Clarifying copyright for the visually impaired - The Marrakech Convention Implementation Act

May 2, 2022

Traditionally there has been a dearth of reading material for the blind/visually impaired, with only a fraction of literary works being published in such accessible formats. While there are a number of reasons for this, one has been federal copyright law.

The penalties for violating the federal Copyright Act can be severe, with a copyright holder having the choice of statutory damages ($750 for non-willful infringement and up to $30,000 for willful infringement), or actual damages. As these penalties apply per instance, these penalties are severe enough to have a chilling effect on the permissible copying of copyrighted material. One area in which this has been the case is copying copyrighted works into formats for exclusive use by the visually impaired.

In theory, the right to copy works for use by the blind/visually impaired for purpose is well established - both under the Fair Use Doctrine which underpins the use of copyrighted works in a variety of settings, such as for educational instruction and for critical review/satire, and by The Chafee amendment, which inserted Sec. 121 into the Copyright Act, which enshrined this right in statute and provided, in relevant part that “it is not an infringement of copyright for an authorized entity to reproduce or to distribute copies or phonorecords of a previously published, nondramatic literary work if such copies or phonorecords are reproduced or distributed in specialized formats exclusively for use by blind or other persons with disabilities”.
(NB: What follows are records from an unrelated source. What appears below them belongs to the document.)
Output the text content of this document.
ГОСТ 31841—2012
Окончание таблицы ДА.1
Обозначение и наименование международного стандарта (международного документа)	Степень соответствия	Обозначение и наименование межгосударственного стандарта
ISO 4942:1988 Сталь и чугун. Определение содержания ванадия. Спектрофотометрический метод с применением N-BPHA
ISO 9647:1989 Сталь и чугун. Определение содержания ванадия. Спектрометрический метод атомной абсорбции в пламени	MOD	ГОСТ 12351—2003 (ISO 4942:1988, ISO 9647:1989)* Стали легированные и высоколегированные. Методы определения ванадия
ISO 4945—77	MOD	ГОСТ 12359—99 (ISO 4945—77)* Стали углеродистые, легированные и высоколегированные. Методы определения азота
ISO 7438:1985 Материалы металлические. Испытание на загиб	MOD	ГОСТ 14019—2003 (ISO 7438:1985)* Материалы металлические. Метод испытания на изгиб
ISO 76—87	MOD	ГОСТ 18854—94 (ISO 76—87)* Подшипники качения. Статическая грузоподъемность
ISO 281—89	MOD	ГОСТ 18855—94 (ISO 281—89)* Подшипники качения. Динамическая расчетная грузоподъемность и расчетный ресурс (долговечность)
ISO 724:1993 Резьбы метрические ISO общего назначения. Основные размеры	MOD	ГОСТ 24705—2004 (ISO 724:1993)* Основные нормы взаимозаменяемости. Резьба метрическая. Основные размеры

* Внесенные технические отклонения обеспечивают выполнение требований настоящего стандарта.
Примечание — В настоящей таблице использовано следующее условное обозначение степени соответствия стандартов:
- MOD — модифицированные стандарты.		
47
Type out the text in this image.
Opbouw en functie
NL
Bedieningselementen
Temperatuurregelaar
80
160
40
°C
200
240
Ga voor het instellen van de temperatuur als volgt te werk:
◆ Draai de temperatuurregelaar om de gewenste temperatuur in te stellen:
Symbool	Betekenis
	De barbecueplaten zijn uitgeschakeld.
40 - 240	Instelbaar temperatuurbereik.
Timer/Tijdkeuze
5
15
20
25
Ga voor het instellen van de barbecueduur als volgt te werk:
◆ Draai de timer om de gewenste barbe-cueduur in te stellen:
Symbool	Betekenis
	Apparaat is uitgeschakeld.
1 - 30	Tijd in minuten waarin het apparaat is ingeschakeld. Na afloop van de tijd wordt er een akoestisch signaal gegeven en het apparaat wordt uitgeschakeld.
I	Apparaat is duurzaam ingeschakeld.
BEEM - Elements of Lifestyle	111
Perhaps due to the apparent carte blanche that a broad interpretation of this amendment conceivably gave to non-profit institutions (including universities) to reproduce copyrighted materials for any student with a learning disability, the Association of American Publishers (Association of American Publishers) in 2004 released a position paper that made it clear that the Chafee amendment does not apply to non-profit institutions (e.g. universities) that happen to provide reading materials to the visually impaired, but rather it only applies to smaller, standalone institutions that specifically have as their purpose the provision of such reading material. Furthermore, they took the position that the word “exclusively” in the amendment, meant that only reproduction in formats that can exclusively be used by the visually impaired were covered, and that furthermore only formats existing in 1996 were covered (e.g. magnetic tape). These positions, and the ambiguity of the text of the Chafee Amendment created an air of uncertainty regarding the scope of the Chafee Amendment, and the protection it offered. Many organizations simply didn’t want to risk reproducing copyrighted material for fear of being sued, a costly proposition even with the law on your side.

Fast forward to 2019 and the uncertainty has largely dissipated. The Marrakech Convention Implementation Act was signed into law in October 18, 2018 which had the effect of broadening the text of Sec. 121 of the Copyright Act (initially introduced by the Chafee Amendment) to change the wording of formats into which copyrighted works could permissibly be reproduced from “specialized formats” to “accessible formats”, and from “for use by blind or other persons with disabilities” to “use by eligible individuals”, which in turn is defined “an individual who, regardless of any other disability— (A) is blind; (B) has a visual impairment or perceptual or reading disability that cannot be improved to give visual function substantially equivalent to that of a person who has no such impairment or disability and so is unable to read printed works to substantially the same degree as a person without an impairment or disability; or (C) is otherwise unable, through physical disability, to hold or manipulate a book or to focus or move the eyes to the extent that would be normally acceptable for reading”.

These changes make i it difficult to argue that the word “exclusively” in the text of Sec. 121 only permits formats that can solely be used by those with disabilities that prevent them from reading a “standard” book, or that such formats are locked in time in 1996. If this were the interpretation, then no formats would be permissible - “talking book”, and large text formats (and even braille if they can be used by any non-visually impaired individual) would be outside the scope of the law because they can be used by anyone. As these are clearly “accessible” formats, the only rational reading of the word “exclusively” is that the reproduced works must only be provided to eligible individuals.

These changes have brought much needed clarity to the issue surrounding the reproduction of copyrighted work for the visually impaired and will hopefully result in broadened access to reading material for the blind/visually impaired.